A água é, há milênios, o bem mais precioso que a humanidade possui. Sem ela, não há vida, agricultura, saúde, dignidade. Muitas regiões do mundo convivem hoje com a seca, a desertificação, a escassez e a insegurança hídrica, reflexos de longos processos históricos de má gestão, degradação ambiental e disputas pelo controle dos recursos hídricos. Por isso, onde há fartura de água, rios perenes, chuvas regulares e nascentes abundantes, como em Caxias (MA), esse patrimônio não pode ser tratado como mercadoria ou “moeda de troca”. Deve ser preservado, cuidado e gerido com transparência e responsabilidade, em benefício do bem comum.
É absolutamente inaceitável que governos eleitos (e alguns até impostos), com mandato temporário, pretendam negociar, ceder ou entregar à iniciativa privada um serviço essencial e estratégico como o abastecimento de água e esgoto. A recente aprovação da Lei Municipal nº 2.784/2025 pela Câmara Municipal de Caxias, e o clima de urgência imposto para sua votação, levantam sérios sinais de alerta. A pressa, a falta de debate público, o boicote a audiências populares e o uso de manobras legislativas caminham na contramão da transparência e da participação cidadã que deveriam pautar decisões dessa magnitude.
Vozes da oposição e críticas de cidadãos correm o risco real de terem sido ignoradas ou sufocadas, e isso fere o princípio democrático. Para muitos caxienses e para funcionários do SAAE, o temor é concreto: aumento de tarifas, precarização ou interrupção do serviço e perda de controle social sobre um bem fundamental.
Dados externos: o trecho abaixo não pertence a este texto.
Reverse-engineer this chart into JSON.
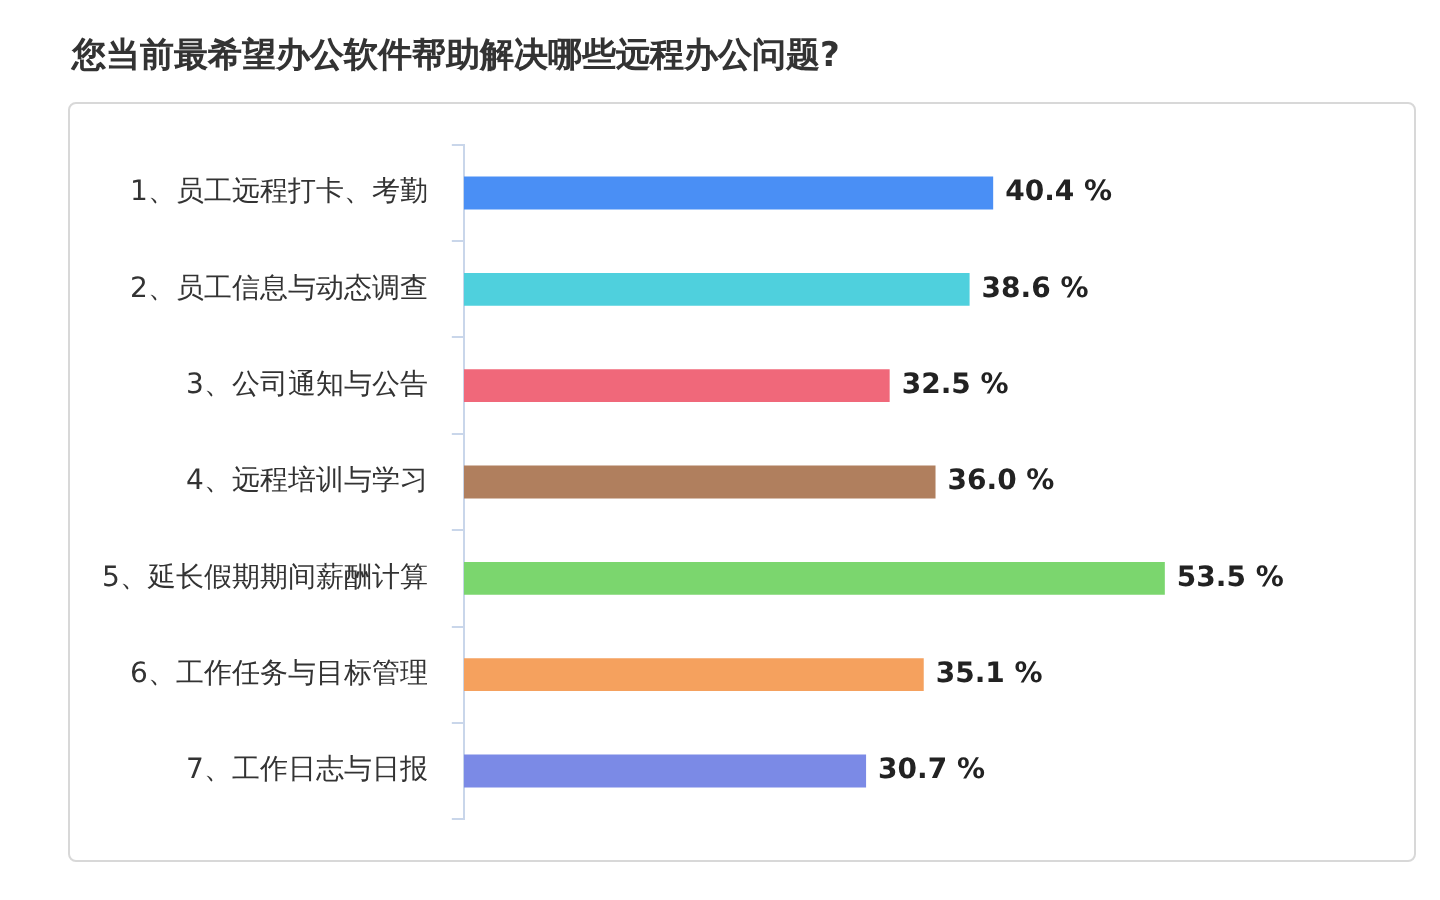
{
  "chart_data": {
    "type": "bar",
    "orientation": "horizontal",
    "title": "您当前最希望办公软件帮助解决哪些远程办公问题?",
    "categories": [
      "1、员工远程打卡、考勤",
      "2、员工信息与动态调查",
      "3、公司通知与公告",
      "4、远程培训与学习",
      "5、延长假期期间薪酬计算",
      "6、工作任务与目标管理",
      "7、工作日志与日报"
    ],
    "values": [
      40.4,
      38.6,
      32.5,
      36.0,
      53.5,
      35.1,
      30.7
    ],
    "value_labels": [
      "40.4 %",
      "38.6 %",
      "32.5 %",
      "36.0 %",
      "53.5 %",
      "35.1 %",
      "30.7 %"
    ],
    "colors": [
      "#4a8ff5",
      "#4fd0dd",
      "#f0687a",
      "#b07f5e",
      "#7bd66e",
      "#f5a15e",
      "#7b8ae6"
    ],
    "tick_labels": "y",
    "grid": false,
    "legend": false
  }
}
E não se trata de especulação. Há precedentes recentes, tanto no Brasil quanto no exterior, que mostram os riscos da privatização da água e do saneamento. Em um caso clássico — entre tantos que existem — relatado em documentários, reportagens e até em trabalhos acadêmicos, como a tese de doutorado de Matheus Hoffmann Pfrimer, da Universidade de São Paulo, a “guerra pela água na Bolívia” revelou dramaticamente as consequências de entregar o controle da água a consórcios privados: tarifas dispararam, chegando a consumir grande parte da renda familiar; houve protestos massivos, repressão policial; e o contrato precisou ser revertido.
No Brasil, há registros de municípios onde a privatização do saneamento trouxe desabastecimento, contas abusivas, má qualidade da água e queda na cobertura de esgoto. O caso mais recente está bem próximo de Caxias: no município de Paço do Lumiar, nesta semana, a Justiça suspendeu um aumento abusivo na conta de água, e a população demonstra insatisfação com a privatização. Mesmo onde se relata ampliação da cobertura, há forte evidência de que as tarifas aumentam consistentemente. E a experiência de delegar ao setor privado a administração de água e esgoto tem dado errado em vários lugares. Pior ainda: quando isso é feito sem consultar previamente a população, revela um claro e grave desrespeito ao cidadão.
Em muitos casos, a promessa de investimentos e a universalização do serviço não se concretizaram; o que se viu foi redução da transparência, priorização de lucros e, sobretudo, precarização do direito humano à água.
Diante disso, Caxias não pode e não deve seguir esse caminho. A água de nossa terra é patrimônio público, de toda a comunidade. Entregar esse bem a interesses privados significa correr o risco de transformar algo essencial para a vida em mercadoria. Significa abandonar o controle social, abrir mão da soberania hídrica local e aceitar o risco de aumento arbitrário de tarifas, queda de qualidade e insegurança no acesso para as camadas mais vulneráveis da população.
A privatização do SAAE não é apenas um debate técnico sobre gestão; é uma disputa de valores: lucro privado x bem comum. Em um contexto global de escassez, crise climática e desigualdades crescentes, a água deve ser tratada como direito humano fundamental, não como mercadoria. A sociedade caxiense, seus movimentos populares e seu povo, deve resistir, denunciar a manobra, exigir transparência e garantir que a água continue pública, universal e socialmente protegida. Se desistirmos desse princípio, estaremos abrindo mão de nossa soberania hídrica, de nosso futuro e do direito de cada cidadão caxiense à vida digna.